Major Themes, Historical Perspectives, and Personal Issues
As New England became ever more secular and commercial, Mather strove,
both ideologically and personally, to adapt to the change. A guardian of
tradition, he was nevertheless an avid naturalist, a member of the Royal
Society, a leader in the revolt against Edmund Andros, and, through his
interest in evangelical piety, a religious progressive. His numerous biographies
assert the continued vigor of New England's millennial role, in elaborate
figures linking the colony with both ancient Israel and the Apocalypse.
Underlying his interest in witchcraft, for example, is the conviction that
such troubles would mount as the last days approached; and his portrait
of John Eliot suggests an American Moses redeeming the lost remnant of
Israel. Yet Mather's writing often reveals as well the tensions in his
hard-won position. His marking off of witches, Native Americans, and the
disorderly suggests not only a constant need to police his ideology, but
also an acknowledgment of its increasingly rapid erosion.
Significant Form, Style, or Artistic Conventions
Mather's distinguishing literary characteristic is the degree to which
he merges history and autobiography. Certain elements of Mather's approach
to church history, for example, can be found in the numerous models he
used, among them Bradford.
But whereas Bradford's Of Plymouth Plantation is narrated in the
modest, self-effacing manner one associates with Puritan saints, Mather
constantly intervenes, forcing his own voice upon the reader. Such obtrusiveness
makes sense if one realizes that Mather's real interest lies not only in
conveying the facts of men's lives but also in turning lives into instructive
"examples"-- examples that allow him, in turn, to extend his
own sense of errand. In this regard, it may be useful to compare Mather's
self-presentation with that of Rowlandson,
whose wilderness ordeal also spoke to New England's providential fortunes.
Mather's treatment of cultural "others" also bears notice.
His treatment of Native Americans, for example, has neither the sympathy
of William Byrd's nor
the sharp-eyed detail of Rowlandson's portraits. What it does, rather,
is expose the ideological uses to which Mather put Natives, as figures
in New England's cosmic drama.
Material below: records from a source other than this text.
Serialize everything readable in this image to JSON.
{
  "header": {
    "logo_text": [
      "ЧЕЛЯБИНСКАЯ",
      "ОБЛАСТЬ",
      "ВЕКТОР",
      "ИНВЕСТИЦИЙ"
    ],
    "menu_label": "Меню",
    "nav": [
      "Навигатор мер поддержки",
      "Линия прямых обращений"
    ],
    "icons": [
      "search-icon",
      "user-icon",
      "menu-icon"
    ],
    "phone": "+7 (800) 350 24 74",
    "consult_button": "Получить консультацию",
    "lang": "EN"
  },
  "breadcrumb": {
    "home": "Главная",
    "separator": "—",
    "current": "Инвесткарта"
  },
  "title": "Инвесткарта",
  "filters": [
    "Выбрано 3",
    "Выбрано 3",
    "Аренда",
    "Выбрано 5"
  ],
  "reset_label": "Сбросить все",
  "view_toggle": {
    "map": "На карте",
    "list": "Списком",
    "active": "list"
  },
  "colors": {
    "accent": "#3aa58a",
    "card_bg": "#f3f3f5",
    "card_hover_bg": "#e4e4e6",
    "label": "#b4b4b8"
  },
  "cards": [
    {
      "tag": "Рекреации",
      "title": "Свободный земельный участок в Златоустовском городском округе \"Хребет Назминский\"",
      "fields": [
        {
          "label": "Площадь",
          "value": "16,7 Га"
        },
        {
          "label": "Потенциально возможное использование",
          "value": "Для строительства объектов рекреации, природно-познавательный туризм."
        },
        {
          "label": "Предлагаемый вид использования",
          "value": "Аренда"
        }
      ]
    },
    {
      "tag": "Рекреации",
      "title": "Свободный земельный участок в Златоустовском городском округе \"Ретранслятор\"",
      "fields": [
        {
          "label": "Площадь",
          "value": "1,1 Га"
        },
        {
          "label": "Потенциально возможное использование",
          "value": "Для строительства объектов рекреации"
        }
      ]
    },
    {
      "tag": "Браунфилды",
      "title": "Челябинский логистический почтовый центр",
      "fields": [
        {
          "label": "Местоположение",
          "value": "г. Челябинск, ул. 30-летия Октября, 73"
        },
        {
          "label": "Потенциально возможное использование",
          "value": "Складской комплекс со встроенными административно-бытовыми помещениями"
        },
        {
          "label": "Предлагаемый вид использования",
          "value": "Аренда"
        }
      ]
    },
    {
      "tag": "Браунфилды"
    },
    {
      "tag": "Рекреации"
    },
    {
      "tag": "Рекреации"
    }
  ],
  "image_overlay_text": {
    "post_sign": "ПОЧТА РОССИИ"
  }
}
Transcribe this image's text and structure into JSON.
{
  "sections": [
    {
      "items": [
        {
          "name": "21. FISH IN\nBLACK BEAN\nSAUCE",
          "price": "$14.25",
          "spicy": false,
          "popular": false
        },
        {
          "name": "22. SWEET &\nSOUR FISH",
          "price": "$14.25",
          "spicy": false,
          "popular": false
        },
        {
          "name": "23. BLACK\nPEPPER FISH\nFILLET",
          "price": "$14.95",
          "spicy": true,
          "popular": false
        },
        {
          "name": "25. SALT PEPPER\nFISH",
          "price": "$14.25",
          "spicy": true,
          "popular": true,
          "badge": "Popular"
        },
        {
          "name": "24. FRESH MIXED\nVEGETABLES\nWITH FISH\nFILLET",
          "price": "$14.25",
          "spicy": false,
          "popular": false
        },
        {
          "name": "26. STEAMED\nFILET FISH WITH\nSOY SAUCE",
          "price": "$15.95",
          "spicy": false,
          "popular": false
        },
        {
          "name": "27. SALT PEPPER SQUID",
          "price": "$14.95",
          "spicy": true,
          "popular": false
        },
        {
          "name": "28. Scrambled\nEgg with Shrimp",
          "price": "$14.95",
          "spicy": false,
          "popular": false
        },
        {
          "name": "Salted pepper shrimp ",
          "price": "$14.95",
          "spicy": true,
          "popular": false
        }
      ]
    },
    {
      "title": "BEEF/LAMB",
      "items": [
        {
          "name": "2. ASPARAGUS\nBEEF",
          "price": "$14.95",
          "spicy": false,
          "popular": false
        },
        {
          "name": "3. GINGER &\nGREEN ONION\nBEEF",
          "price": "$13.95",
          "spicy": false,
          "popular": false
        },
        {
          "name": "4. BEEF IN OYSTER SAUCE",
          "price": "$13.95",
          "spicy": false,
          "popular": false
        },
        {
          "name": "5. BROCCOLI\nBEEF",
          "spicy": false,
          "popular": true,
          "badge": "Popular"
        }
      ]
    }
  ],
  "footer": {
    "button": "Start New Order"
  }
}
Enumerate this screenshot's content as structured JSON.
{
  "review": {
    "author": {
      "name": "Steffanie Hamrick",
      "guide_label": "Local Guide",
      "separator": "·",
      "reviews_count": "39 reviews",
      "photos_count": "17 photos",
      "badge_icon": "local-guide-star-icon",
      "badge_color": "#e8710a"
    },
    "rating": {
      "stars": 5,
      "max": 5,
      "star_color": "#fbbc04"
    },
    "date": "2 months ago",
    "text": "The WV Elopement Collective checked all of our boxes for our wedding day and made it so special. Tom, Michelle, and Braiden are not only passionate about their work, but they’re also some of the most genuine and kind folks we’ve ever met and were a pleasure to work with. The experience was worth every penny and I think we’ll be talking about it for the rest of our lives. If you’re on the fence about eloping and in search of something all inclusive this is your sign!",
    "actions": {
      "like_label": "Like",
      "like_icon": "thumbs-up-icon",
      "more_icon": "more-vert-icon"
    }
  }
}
Conversely, although his plea, in The
Negro Christianized, for justice to African-American "servants"
stopped short of calling for emancipation, it nevertheless maintained that
God is colorblind. Converting slaves contributed to the rising glory of
Christian America, as Mather found by ministering to his own slave, Onesimus,
whom he acquired in the same year he published The Negro Christianized.
Mather was apparently a humane, liberal, but suspicious owner, teaching
Onesimus to read and write and allowing him outside income, but keeping
him under strict surveillance.
Finally, Mather has been profitably compared with much later figures
such as Henry Adams,
whose cultural inheritance left them unprepared for change.
Questions for Reading and Discussion/ Approaches to Writing
1. Compare the rather dry court records of Wonders of the Invisible
World to Mather's account of the Goodwin children in Book VI of the
Magnalia. What kinds of concerns does Mather bring to these more
personal encounters?
2. Compare Mather's benevolent projects in Bonifacius with those
described in Franklin's Autobiography. What impulses unite the two
endeavors? How are they different?
3. Sample other sections of the Magnalia. If Mather intends for
New England, whether it " Live any where else or no,"
to " Live in [his] History," what kinds of materials
does he choose to preserve it, and how successful is his project?
4. Compare Mather's The Negro Christianized to Samuel Sewall's
The Selling of Joseph. How does the possibility of miscegenation
and the confusion of radical identities serve both to limit and clarify
the Puritan sense of self?
Bibliography
In addition to the secondary works mentioned in the anthology, instructors
might consult David Levin, Cotton Mather: The Young Life of the Lord's
Remembrancer (Cambridge, Ma.: Harvard University Press, 1978), Richard
Lovelace, The American Pietism of Cotton Mather (Grand Rapids: Christian
University Press, 1979), Mason Lowance, The Language of Canaan (Cambridge,
Ma.: Harvard University Press, 1980), and Michael Winship, Seers of
God (Baltimore: Johns Hopkins University Press, 1996).